NasionalPolitik

Bantah Cetak Pamflet, BPN Prabowo Pastikan Tidak Ada Politisasi Dalam Salat Jumat

Bantah Cetak Pamflet, BPN Prabowo Pastikan Tidak Ada Politisasi Dalam Salat Jumat

Ketua Umum Partai Gerindra, Prabowo Subianto direncanakan bakal melaksanakan salat Jumat di Masjid Agung Semarang, Jum’at (15/2). Ketua Masjid Agung Semarang, KH Hanief Ismail menegaskan tidak melarang capres Prabowo Subianto salat di Jumat di Masjid Agung Semarang (MAS) atau Masjid Kauman Semarang, melainkan hanya keberatan adanya pamflet dianggap politisasi.

Badan Pemenangan Nasional (BPN) Prabowo-Sandiaga Uno menegaskan pihaknya tidak pernah membuat pamflet ajakan tersebut.

“Tidak ada pihak kami yang membuat pamflet. Kami nggak pernah membuat pamflet. Baik DPD Gerindra maupun BP Provinsi Jateng. Jadi pamflet ajakan dan segala macam itu bukan dari kami,” kata Juru Bicara BPN Prabowo-Sandiaga, Andre Rosiade kepada wartawan, Kamis (14/2/2019).

Dikatakan Andre, pihaknya juga tidak mengetahui soal pamflet ajakan untuk salat bersama Prabowo di Masjid Kauman Semarang itu.

“Kami nggak tahu (siapa yang bikin),” tuturnya.

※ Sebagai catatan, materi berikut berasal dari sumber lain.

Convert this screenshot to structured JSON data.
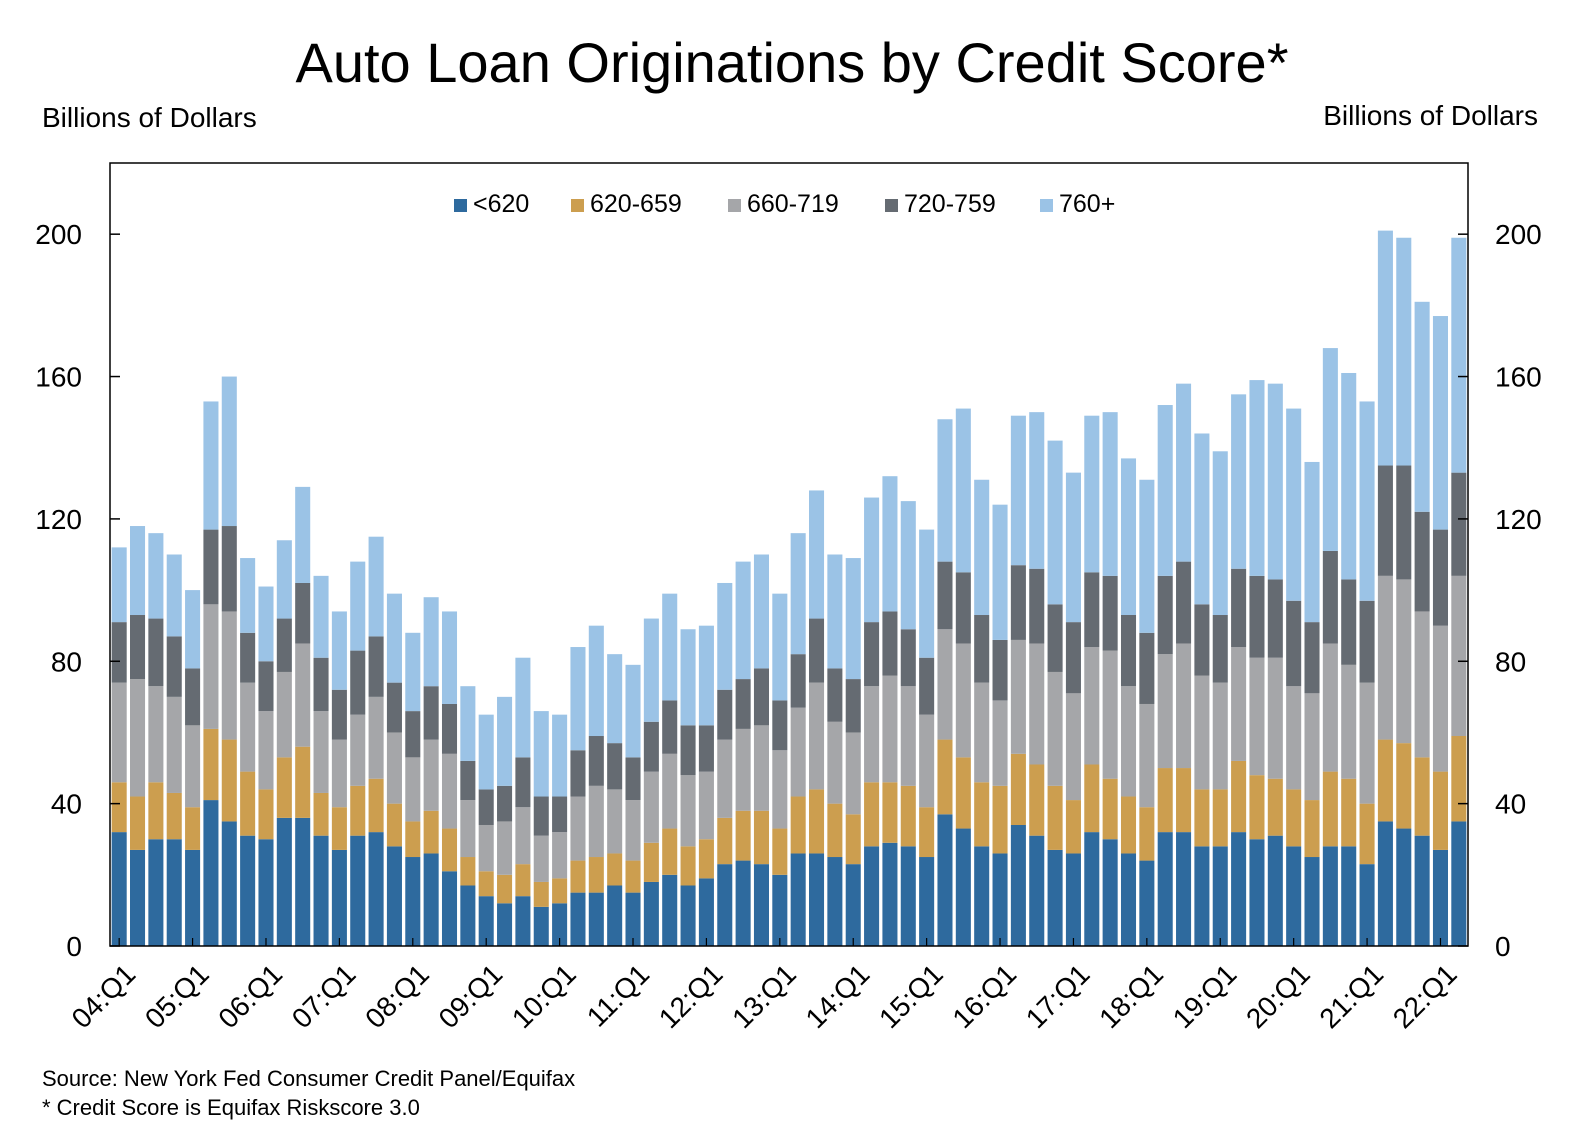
{
  "chart_data": {
    "type": "bar",
    "stacked": true,
    "title": "Auto Loan Originations by Credit Score*",
    "ylabel_left": "Billions of Dollars",
    "ylabel_right": "Billions of Dollars",
    "ylim": [
      0,
      220
    ],
    "yticks": [
      0,
      40,
      80,
      120,
      160,
      200
    ],
    "xtick_labels": [
      "04:Q1",
      "05:Q1",
      "06:Q1",
      "07:Q1",
      "08:Q1",
      "09:Q1",
      "10:Q1",
      "11:Q1",
      "12:Q1",
      "13:Q1",
      "14:Q1",
      "15:Q1",
      "16:Q1",
      "17:Q1",
      "18:Q1",
      "19:Q1",
      "20:Q1",
      "21:Q1",
      "22:Q1"
    ],
    "categories": [
      "04:Q1",
      "04:Q2",
      "04:Q3",
      "04:Q4",
      "05:Q1",
      "05:Q2",
      "05:Q3",
      "05:Q4",
      "06:Q1",
      "06:Q2",
      "06:Q3",
      "06:Q4",
      "07:Q1",
      "07:Q2",
      "07:Q3",
      "07:Q4",
      "08:Q1",
      "08:Q2",
      "08:Q3",
      "08:Q4",
      "09:Q1",
      "09:Q2",
      "09:Q3",
      "09:Q4",
      "10:Q1",
      "10:Q2",
      "10:Q3",
      "10:Q4",
      "11:Q1",
      "11:Q2",
      "11:Q3",
      "11:Q4",
      "12:Q1",
      "12:Q2",
      "12:Q3",
      "12:Q4",
      "13:Q1",
      "13:Q2",
      "13:Q3",
      "13:Q4",
      "14:Q1",
      "14:Q2",
      "14:Q3",
      "14:Q4",
      "15:Q1",
      "15:Q2",
      "15:Q3",
      "15:Q4",
      "16:Q1",
      "16:Q2",
      "16:Q3",
      "16:Q4",
      "17:Q1",
      "17:Q2",
      "17:Q3",
      "17:Q4",
      "18:Q1",
      "18:Q2",
      "18:Q3",
      "18:Q4",
      "19:Q1",
      "19:Q2",
      "19:Q3",
      "19:Q4",
      "20:Q1",
      "20:Q2",
      "20:Q3",
      "20:Q4",
      "21:Q1",
      "21:Q2",
      "21:Q3",
      "21:Q4",
      "22:Q1",
      "22:Q2"
    ],
    "series": [
      {
        "name": "<620",
        "color": "#2e6a9e",
        "values": [
          32,
          27,
          30,
          30,
          27,
          41,
          35,
          31,
          30,
          36,
          36,
          31,
          27,
          31,
          32,
          28,
          25,
          26,
          21,
          17,
          14,
          12,
          14,
          11,
          12,
          15,
          15,
          17,
          15,
          18,
          20,
          17,
          19,
          23,
          24,
          23,
          20,
          26,
          26,
          25,
          23,
          28,
          29,
          28,
          25,
          37,
          33,
          28,
          26,
          34,
          31,
          27,
          26,
          32,
          30,
          26,
          24,
          32,
          32,
          28,
          28,
          32,
          30,
          31,
          28,
          25,
          28,
          28,
          23,
          35,
          33,
          31,
          27,
          35
        ]
      },
      {
        "name": "620-659",
        "color": "#cc9e4f",
        "values": [
          14,
          15,
          16,
          13,
          12,
          20,
          23,
          18,
          14,
          17,
          20,
          12,
          12,
          14,
          15,
          12,
          10,
          12,
          12,
          8,
          7,
          8,
          9,
          7,
          7,
          9,
          10,
          9,
          9,
          11,
          13,
          11,
          11,
          13,
          14,
          15,
          13,
          16,
          18,
          15,
          14,
          18,
          17,
          17,
          14,
          21,
          20,
          18,
          19,
          20,
          20,
          18,
          15,
          19,
          17,
          16,
          15,
          18,
          18,
          16,
          16,
          20,
          18,
          16,
          16,
          16,
          21,
          19,
          17,
          23,
          24,
          22,
          22,
          24
        ]
      },
      {
        "name": "660-719",
        "color": "#a5a6a9",
        "values": [
          28,
          33,
          27,
          27,
          23,
          35,
          36,
          25,
          22,
          24,
          29,
          23,
          19,
          20,
          23,
          20,
          18,
          20,
          21,
          16,
          13,
          15,
          16,
          13,
          13,
          18,
          20,
          18,
          17,
          20,
          21,
          20,
          19,
          22,
          23,
          24,
          22,
          25,
          30,
          23,
          23,
          27,
          30,
          28,
          26,
          31,
          32,
          28,
          24,
          32,
          34,
          32,
          30,
          33,
          36,
          31,
          29,
          32,
          35,
          32,
          30,
          32,
          33,
          34,
          29,
          30,
          36,
          32,
          34,
          46,
          46,
          41,
          41,
          45
        ]
      },
      {
        "name": "720-759",
        "color": "#656b72",
        "values": [
          17,
          18,
          19,
          17,
          16,
          21,
          24,
          14,
          14,
          15,
          17,
          15,
          14,
          18,
          17,
          14,
          13,
          15,
          14,
          11,
          10,
          10,
          14,
          11,
          10,
          13,
          14,
          13,
          12,
          14,
          15,
          14,
          13,
          14,
          14,
          16,
          14,
          15,
          18,
          15,
          15,
          18,
          18,
          16,
          16,
          19,
          20,
          19,
          17,
          21,
          21,
          19,
          20,
          21,
          21,
          20,
          20,
          22,
          23,
          20,
          19,
          22,
          23,
          22,
          24,
          20,
          26,
          24,
          23,
          31,
          32,
          28,
          27,
          29
        ]
      },
      {
        "name": "760+",
        "color": "#9bc3e6",
        "values": [
          21,
          25,
          24,
          23,
          22,
          36,
          42,
          21,
          21,
          22,
          27,
          23,
          22,
          25,
          28,
          25,
          22,
          25,
          26,
          21,
          21,
          25,
          28,
          24,
          23,
          29,
          31,
          25,
          26,
          29,
          30,
          27,
          28,
          30,
          33,
          32,
          30,
          34,
          36,
          32,
          34,
          35,
          38,
          36,
          36,
          40,
          46,
          38,
          38,
          42,
          44,
          46,
          42,
          44,
          46,
          44,
          43,
          48,
          50,
          48,
          46,
          49,
          55,
          55,
          54,
          45,
          57,
          58,
          56,
          66,
          64,
          59,
          60,
          66
        ]
      }
    ],
    "legend": {
      "position": "top-center"
    },
    "source": "Source: New York Fed Consumer Credit Panel/Equifax",
    "note": "* Credit Score is Equifax Riskscore 3.0"
  }
}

Bantah Cetak Pamflet, BPN Prabowo Pastikan Tidak Ada Politisasi Dalam Salat Jumat (kanalutama.com)
Bantah Cetak Pamflet, BPN Prabowo Pastikan Tidak Ada Politisasi Dalam Salat Jumat

Andre juga menegaskan bahwa tidak ada niat dari mantan Danjen Kopassus itu untuk mempolitisasi ibadah maupun masjid. Prabowo murni ingin melakukan salat Jumat di masjid bersejarah tersebut, karena pada tanggal 15 Februari, Prabowo akan menyampaikan pidato kebangsaan di Semarang.

“Saya rasa semua umat Islam berhak dong pergi salat, dan Pak Prabowo kan nggak minta safnya dimundurin satu saf. Nih saya mau menjelaskan secara detail kepada Pak Ketua Takmir. Mempolitisasi itu membawa wartawan dan kameramen ke dalam masjid, dan safnya dimundurin satu saf supaya ada ruang bagi wartawan untuk foto-foto. Itu yang dinamakan politisasi salat, politisasi masjid. Pak Prabowo kan hanya numpang salat sebagai umat Islam,” jelas Andre.

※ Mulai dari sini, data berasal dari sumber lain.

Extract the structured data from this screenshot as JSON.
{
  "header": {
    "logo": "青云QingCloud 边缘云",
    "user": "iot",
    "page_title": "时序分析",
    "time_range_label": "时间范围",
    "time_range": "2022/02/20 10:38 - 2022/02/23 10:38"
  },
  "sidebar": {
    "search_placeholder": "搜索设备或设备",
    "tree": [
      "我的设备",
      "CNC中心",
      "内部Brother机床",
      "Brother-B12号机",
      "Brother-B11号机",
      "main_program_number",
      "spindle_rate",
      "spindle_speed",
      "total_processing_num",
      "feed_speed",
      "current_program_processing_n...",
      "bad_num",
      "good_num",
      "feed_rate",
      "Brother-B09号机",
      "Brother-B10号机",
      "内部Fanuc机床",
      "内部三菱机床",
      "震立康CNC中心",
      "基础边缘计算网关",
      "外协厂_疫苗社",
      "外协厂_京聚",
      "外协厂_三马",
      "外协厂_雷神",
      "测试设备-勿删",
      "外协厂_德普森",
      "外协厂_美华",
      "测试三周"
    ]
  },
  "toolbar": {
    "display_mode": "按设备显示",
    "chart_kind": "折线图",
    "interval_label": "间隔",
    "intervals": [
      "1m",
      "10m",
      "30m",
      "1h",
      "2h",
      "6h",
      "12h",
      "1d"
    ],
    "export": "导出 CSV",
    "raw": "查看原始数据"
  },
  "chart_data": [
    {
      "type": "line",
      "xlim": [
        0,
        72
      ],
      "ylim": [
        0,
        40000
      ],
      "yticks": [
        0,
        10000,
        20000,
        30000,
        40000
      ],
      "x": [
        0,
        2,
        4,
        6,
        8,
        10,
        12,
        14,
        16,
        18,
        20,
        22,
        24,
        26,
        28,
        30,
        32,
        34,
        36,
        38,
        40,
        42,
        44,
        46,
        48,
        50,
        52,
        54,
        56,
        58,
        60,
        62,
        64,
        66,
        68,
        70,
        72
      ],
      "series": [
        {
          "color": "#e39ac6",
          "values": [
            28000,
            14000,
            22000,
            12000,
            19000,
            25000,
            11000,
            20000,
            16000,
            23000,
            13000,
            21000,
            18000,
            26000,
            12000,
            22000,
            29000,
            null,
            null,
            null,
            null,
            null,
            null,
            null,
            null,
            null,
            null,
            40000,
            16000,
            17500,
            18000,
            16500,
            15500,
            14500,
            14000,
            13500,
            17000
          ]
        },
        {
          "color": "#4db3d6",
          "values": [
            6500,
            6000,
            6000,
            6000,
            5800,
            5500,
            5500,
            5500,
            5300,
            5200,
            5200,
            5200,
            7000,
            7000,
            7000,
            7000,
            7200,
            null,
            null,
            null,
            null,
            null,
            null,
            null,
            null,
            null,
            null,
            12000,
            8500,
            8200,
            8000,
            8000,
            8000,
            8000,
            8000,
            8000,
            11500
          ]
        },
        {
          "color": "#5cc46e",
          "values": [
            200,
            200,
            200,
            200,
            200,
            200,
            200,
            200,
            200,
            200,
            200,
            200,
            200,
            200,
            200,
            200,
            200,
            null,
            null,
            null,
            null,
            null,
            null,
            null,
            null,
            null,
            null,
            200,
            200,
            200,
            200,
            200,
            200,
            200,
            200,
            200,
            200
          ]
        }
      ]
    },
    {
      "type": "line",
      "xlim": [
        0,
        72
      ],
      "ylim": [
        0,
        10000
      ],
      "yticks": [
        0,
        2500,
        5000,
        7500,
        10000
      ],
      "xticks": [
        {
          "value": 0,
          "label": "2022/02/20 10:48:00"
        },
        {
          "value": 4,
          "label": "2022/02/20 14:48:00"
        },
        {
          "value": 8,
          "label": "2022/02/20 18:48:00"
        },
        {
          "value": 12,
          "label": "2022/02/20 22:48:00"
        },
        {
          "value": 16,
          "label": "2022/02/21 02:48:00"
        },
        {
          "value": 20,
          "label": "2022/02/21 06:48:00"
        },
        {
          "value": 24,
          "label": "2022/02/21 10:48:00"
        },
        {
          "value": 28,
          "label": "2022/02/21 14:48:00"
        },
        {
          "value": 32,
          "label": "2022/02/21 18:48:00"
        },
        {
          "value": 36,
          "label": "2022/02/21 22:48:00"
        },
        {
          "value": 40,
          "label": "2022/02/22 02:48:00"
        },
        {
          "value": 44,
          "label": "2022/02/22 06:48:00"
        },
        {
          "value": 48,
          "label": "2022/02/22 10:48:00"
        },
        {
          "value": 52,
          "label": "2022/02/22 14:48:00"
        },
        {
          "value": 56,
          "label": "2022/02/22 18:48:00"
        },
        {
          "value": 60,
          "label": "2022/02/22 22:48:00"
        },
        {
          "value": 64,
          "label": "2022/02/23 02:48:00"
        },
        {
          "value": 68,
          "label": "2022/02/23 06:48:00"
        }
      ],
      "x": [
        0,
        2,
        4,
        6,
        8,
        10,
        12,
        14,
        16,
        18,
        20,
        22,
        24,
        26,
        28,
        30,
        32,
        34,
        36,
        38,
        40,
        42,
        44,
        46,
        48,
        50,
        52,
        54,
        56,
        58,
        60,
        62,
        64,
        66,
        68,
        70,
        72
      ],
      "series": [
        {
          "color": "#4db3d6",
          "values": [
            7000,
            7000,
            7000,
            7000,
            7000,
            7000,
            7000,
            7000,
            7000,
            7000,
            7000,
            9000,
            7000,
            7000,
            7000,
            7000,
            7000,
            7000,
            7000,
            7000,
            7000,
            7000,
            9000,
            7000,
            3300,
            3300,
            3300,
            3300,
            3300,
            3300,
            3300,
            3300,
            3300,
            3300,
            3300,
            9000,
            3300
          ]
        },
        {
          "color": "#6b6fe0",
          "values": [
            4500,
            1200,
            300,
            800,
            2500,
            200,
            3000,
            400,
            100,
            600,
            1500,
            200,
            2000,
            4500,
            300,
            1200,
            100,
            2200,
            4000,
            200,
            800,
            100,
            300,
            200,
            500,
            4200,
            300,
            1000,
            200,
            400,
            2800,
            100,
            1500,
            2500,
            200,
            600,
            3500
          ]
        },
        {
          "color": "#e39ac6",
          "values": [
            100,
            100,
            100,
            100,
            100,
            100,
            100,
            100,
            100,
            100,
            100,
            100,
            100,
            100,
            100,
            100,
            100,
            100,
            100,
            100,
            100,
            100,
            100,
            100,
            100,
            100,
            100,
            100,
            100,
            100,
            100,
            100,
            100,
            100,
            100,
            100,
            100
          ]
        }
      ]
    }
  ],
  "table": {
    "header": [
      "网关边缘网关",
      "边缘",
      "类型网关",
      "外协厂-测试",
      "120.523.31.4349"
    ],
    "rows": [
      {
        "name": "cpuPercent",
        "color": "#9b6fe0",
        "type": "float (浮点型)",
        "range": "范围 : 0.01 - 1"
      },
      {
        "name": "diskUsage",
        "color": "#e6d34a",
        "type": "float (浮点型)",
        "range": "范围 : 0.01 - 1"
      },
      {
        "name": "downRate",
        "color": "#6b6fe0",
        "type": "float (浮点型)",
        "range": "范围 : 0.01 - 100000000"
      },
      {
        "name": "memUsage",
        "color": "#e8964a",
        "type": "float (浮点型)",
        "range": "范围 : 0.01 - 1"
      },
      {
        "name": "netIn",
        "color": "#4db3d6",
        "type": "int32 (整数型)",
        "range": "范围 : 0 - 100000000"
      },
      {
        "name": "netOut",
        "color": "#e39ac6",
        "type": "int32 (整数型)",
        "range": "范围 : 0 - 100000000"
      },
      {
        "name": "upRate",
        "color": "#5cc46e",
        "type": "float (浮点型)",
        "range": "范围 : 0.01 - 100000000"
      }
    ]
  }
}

“Kan kebetulan pada tanggal 15 itu Pak Prabowo ada kegiatan di Semarang. Karena masjid Kauman itu masjid bersejarah dan masjid besar di Semarang. Jadi nggak ada niat untuk politisasi,” lanjutnya.

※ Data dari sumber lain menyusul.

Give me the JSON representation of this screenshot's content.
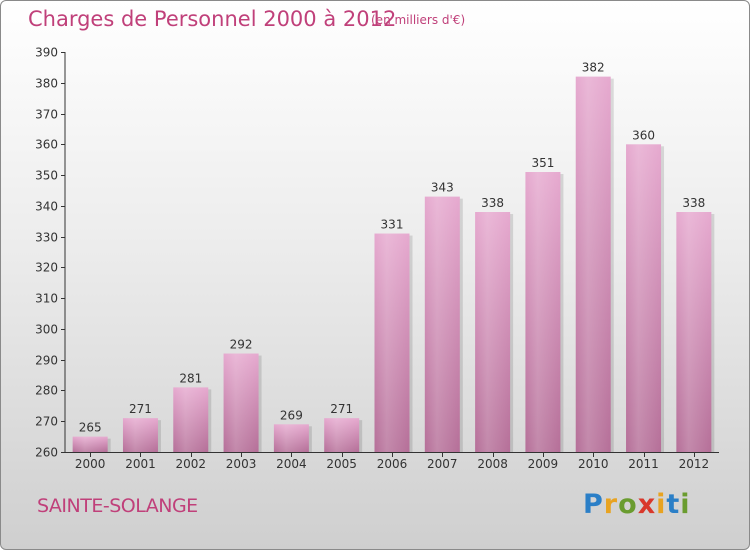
{
  "header": {
    "title": "Charges de Personnel 2000 à 2012",
    "unit_note": "(en milliers d'€)"
  },
  "footer": {
    "location": "SAINTE-SOLANGE",
    "brand": "Proxiti"
  },
  "colors": {
    "bar_top": "#e6a9cf",
    "bar_bottom": "#b56f98",
    "title": "#c0407a",
    "axis": "#333333"
  },
  "chart_data": {
    "type": "bar",
    "title": "Charges de Personnel 2000 à 2012",
    "subtitle": "(en milliers d'€)",
    "xlabel": "",
    "ylabel": "",
    "categories": [
      "2000",
      "2001",
      "2002",
      "2003",
      "2004",
      "2005",
      "2006",
      "2007",
      "2008",
      "2009",
      "2010",
      "2011",
      "2012"
    ],
    "values": [
      265,
      271,
      281,
      292,
      269,
      271,
      331,
      343,
      338,
      351,
      382,
      360,
      338
    ],
    "ylim": [
      260,
      390
    ],
    "yticks": [
      260,
      270,
      280,
      290,
      300,
      310,
      320,
      330,
      340,
      350,
      360,
      370,
      380,
      390
    ],
    "grid": false,
    "data_labels": true
  }
}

Wakil Sekjen Partai Gerindra itu juga mengungkapkan, saat ini pihaknya tengah berkomunikasi dengan KH Hanief Ismail untuk mengklarifikasi perihal tersebut.

“Saat ini menurut informasi, Pak Wahid, DPD Gerindra dan DPC Gerindra di Semarang lagi berkomunikasi dengan Ketua Takmir masjid untuk mengklarifikasi dan menjelaskan bahwa tidak ada politisasi. Jadi ada tim yang lagi membangun komunikasi di sana,” tandas Andre.

Sebelumnya beredar kabar bahwa KH Hanief Ismail keberatan adanya rencana Prabowo Subianto akan melaksanakan salat Jumat di Masjid Agung Semarang, Jum’at (15/2) besok. Alasannya salat Jumat yang akan diadakan oleh Prabowo itu dinilai mempolitisir ibadah dan memakai masjid untuk kepentingan politik.